То же можно сказать и о питании: оно было очень скудное. В семействе нашем царствовала не то чтобы скупость, а какое-то непонятное скопидомство. Всегда казалось мало, и всего было жаль. Грош прикладывался к грошу, и когда образовывался гривенник, то помыслы устремлялись к целковому. «Ты думаешь, ка̀к состояния-то наживаются?» — эта фраза раздавалась во всех углах с утра до вечера, оживляла все сердца, давала тон и содержание всему обиходу. Это было своего рода исповедание веры, которому все безусловно подчинялись. Даже дворовые, насчет которых, собственно, и происходил процесс прижимания гроша к грошу, и те внимали афоризмам стяжания не только без ненависти, но даже с каким-то благоговением.

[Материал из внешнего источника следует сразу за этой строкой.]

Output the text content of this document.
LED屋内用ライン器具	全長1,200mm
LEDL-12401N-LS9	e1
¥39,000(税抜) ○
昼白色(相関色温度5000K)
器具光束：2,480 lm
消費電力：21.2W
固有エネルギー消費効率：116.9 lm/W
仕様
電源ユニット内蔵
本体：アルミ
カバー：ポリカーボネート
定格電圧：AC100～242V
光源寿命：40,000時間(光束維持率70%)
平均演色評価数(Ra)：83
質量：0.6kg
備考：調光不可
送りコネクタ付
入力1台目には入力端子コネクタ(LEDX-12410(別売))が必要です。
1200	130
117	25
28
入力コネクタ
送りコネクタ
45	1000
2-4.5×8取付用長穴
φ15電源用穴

Утром нам обыкновенно давали по чашке чая, приправленного молоком, непременно сняты̀м (синеватым), несмотря на то, что на скотном дворе стояло более трехсот коров. К чаю полагался крохотный ломоть домашнего белого хлеба; затем завтрака не было, так что с осьми часов до двух (время обеда) дети буквально оставались без пищи. За обедом подавались кушанья, в которых главную роль играли вчерашние остатки. Иногда чувствовался и запах лежалого. В особенности ненавистны нам были соленые полотки из домашней живности, которыми в летнее время из опасения, чтоб совсем не испортились, нас кормили чуть не ежедневно. Кушанье раздавала детям матушка, но при этом (за исключением любимцев) оделяла такими микроскопическими порциями, что сенные девушки, которых семьи содержались на месячине[4], нередко из жалости приносили под фартуками ватрушек и лепешек и тайком давали нам поесть. Как сейчас помню процедуру приказыванья кушанья. В девичьей, на обеденном столе, красовались вчерашние остатки, не исключая похлебки, и матушкою, совместно с поваром, обсуждался вопрос, что̀ и ка̀к «подправить» к предстоящему обеду. Затем, если вчерашних остатков оказывалось недостаточно, то прибавлялась свежая провизия, которой предстояла завтра та же участь, то есть быть подправленной на завтрашний обед. Таким образом дело шло изо дня в день, так что совсем свежий обед готовился лишь по большим праздникам да в те дни, когда наезжали гости. На случай нечаянных приездов несколько кушаньев получше приготовлялись особо и хранились на погребе. Приедет нечаянный гость — бегут на погреб и несут оттуда какое-нибудь заливное или легко разогреваемое: вот, дескать, мы каждый день так едим!
Но даже мы, не избалованные сытным и вкусным столом, приходили в недоумение при виде пирога, который по воскресеньям подавался на закуску попу с причтом. Начинка этого пирога представляла смешение всевозможных отбросков, накоплявшихся в течение недели, и наполняла столовую своеобразным запахом лежалой солонины. Пирог этот так и назывался «поповским», да и посуда к закуске подавалась особенная, поповская: серые, прыщеватые тарелки, ножи с сточенными лезвиями, поломанные вилки, стаканы и рюмки зеленого стекла. Впрочем, надо сказать правду, что и поп у нас был совсем особенный, таковский, как тогда выражались.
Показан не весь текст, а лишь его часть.